Die Rendsburger Spezialisten für große Stahlbauprojekte kennen das Schleusentor bereits durch verschiedene Reparaturen sehr gut. Bereits am Wochenende hatten die Rendsburger mit der Verlegung von Bergungsgerät begonnen. Am Dienstag um 12.30 Uhr waren der Kranponton "TK9" und der Schwerlastponton "Hörn 20" an dem Tor in Position. Kurz darauf zündeten die Schneidbrenner. Meter für Meter werden die schweren Stahlteile jetzt abgebrannt und auf den Ponton gehoben. Bis zum Wochenende soll das Tor frei von störenden Wrackteilen sein.

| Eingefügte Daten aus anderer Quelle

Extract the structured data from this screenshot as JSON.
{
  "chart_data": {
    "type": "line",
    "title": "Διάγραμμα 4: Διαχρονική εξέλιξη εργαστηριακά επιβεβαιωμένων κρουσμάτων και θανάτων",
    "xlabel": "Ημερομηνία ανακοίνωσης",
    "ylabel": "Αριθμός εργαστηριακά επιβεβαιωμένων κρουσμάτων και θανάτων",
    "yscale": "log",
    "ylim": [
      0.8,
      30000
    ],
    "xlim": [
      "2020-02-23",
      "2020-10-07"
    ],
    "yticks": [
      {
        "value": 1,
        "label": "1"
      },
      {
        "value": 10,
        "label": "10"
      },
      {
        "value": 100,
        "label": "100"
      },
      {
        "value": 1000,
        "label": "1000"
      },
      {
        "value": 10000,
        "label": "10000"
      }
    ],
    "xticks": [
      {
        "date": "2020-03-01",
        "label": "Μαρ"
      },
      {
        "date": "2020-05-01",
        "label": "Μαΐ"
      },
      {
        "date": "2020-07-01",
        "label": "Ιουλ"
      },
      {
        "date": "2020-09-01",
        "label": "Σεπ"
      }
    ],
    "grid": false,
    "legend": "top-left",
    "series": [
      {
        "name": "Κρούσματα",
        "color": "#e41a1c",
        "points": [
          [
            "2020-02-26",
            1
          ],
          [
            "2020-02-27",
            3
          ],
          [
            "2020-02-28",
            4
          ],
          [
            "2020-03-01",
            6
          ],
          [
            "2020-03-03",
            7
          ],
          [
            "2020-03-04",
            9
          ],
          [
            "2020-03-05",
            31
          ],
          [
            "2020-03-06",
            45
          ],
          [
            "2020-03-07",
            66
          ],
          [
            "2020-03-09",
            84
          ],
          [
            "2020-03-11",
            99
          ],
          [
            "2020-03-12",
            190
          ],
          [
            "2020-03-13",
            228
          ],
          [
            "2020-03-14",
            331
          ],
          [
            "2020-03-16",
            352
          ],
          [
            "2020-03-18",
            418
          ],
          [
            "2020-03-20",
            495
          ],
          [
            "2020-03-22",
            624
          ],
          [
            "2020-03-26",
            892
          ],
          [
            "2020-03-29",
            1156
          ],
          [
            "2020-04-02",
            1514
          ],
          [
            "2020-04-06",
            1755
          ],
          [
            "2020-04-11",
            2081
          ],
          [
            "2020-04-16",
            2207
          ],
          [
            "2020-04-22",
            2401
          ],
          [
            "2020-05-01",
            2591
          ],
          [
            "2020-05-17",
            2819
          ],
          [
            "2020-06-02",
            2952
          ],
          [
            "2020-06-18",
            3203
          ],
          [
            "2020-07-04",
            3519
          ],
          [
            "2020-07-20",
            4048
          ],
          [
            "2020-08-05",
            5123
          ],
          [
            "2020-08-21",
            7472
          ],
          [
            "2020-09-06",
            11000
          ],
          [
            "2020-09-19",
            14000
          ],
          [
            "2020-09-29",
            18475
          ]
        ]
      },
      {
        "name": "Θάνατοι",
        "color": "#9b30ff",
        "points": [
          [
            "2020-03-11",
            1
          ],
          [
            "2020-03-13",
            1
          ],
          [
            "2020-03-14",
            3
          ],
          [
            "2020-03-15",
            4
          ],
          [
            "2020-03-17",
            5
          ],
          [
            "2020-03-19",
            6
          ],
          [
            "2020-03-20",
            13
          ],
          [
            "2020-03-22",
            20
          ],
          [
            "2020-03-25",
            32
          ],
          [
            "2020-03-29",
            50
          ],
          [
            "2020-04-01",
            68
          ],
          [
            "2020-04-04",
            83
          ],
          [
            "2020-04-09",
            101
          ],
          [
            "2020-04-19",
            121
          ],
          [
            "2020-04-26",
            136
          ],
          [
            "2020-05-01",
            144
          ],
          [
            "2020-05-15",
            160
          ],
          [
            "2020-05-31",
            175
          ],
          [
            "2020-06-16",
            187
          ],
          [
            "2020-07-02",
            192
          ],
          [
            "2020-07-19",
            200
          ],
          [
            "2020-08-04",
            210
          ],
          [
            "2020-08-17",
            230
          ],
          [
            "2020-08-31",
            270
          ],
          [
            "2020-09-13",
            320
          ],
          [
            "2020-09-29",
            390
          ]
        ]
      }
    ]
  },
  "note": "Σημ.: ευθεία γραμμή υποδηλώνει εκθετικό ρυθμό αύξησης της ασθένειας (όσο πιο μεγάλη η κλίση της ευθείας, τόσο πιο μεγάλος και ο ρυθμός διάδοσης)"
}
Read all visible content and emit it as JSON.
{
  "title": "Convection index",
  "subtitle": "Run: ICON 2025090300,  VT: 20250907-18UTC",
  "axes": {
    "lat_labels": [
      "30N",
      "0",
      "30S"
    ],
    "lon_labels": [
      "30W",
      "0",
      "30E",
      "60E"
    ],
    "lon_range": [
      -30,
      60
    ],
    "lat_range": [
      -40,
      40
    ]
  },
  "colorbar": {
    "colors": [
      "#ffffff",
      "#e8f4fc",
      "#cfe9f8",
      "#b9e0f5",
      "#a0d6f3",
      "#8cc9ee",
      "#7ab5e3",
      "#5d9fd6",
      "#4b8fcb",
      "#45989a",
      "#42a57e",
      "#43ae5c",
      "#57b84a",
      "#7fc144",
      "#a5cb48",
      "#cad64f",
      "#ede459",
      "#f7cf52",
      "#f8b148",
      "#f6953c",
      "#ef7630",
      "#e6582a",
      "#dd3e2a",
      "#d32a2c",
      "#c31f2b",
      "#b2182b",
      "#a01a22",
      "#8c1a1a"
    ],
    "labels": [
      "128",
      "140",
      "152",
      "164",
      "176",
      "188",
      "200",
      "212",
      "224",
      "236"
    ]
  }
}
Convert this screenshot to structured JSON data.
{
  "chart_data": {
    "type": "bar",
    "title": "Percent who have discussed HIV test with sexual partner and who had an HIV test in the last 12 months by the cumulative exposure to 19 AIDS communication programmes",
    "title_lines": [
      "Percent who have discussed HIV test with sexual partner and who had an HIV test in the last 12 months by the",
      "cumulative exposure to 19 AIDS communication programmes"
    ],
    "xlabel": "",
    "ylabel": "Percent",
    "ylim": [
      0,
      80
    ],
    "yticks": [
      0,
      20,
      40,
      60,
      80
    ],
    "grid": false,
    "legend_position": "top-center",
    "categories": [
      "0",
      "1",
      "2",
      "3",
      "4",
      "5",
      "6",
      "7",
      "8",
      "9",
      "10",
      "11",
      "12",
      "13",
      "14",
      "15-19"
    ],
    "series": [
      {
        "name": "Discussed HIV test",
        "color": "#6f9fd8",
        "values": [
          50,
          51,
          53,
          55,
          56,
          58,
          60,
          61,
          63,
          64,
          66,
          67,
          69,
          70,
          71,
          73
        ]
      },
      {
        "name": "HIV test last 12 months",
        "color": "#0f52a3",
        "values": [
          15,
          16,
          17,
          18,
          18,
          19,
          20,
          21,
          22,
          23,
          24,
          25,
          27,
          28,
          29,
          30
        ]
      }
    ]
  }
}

Danach steht der nächste Schritt an. "Dann soll der Ausbau des Tores erfolgen. Dafür laufen jetzt intensive Vorbereitungen", sagt Matthias Visser. Das Schleusentor hat im Mittelbereich in sieben Metern Tiefe schwere Schäden. Fünf der der 16 Ballasttanks sind aufgerissen. Wie lange der Ausbau des rund 1000 Tonnen schweren Schleusentores dauern wird, stehe noch nicht fest, so Visser. Die Behörde geht aber schon von einigen Wochen aus.

Der Verursacher der Havarie liegt weiter in Kiel unter Arrest. Das in Portugal registrierte Frachtschiff "Akacia" hatte das Schleusentor am 20. Februar gerammt. Ursache ist vermutlich ein technischer Defekt an der Steuerung der Antriebsanlage. Der Gesamtschaden der Havarie beläuft sich nach ersten Schätzungen auf deutlich über 20 Millionen Euro.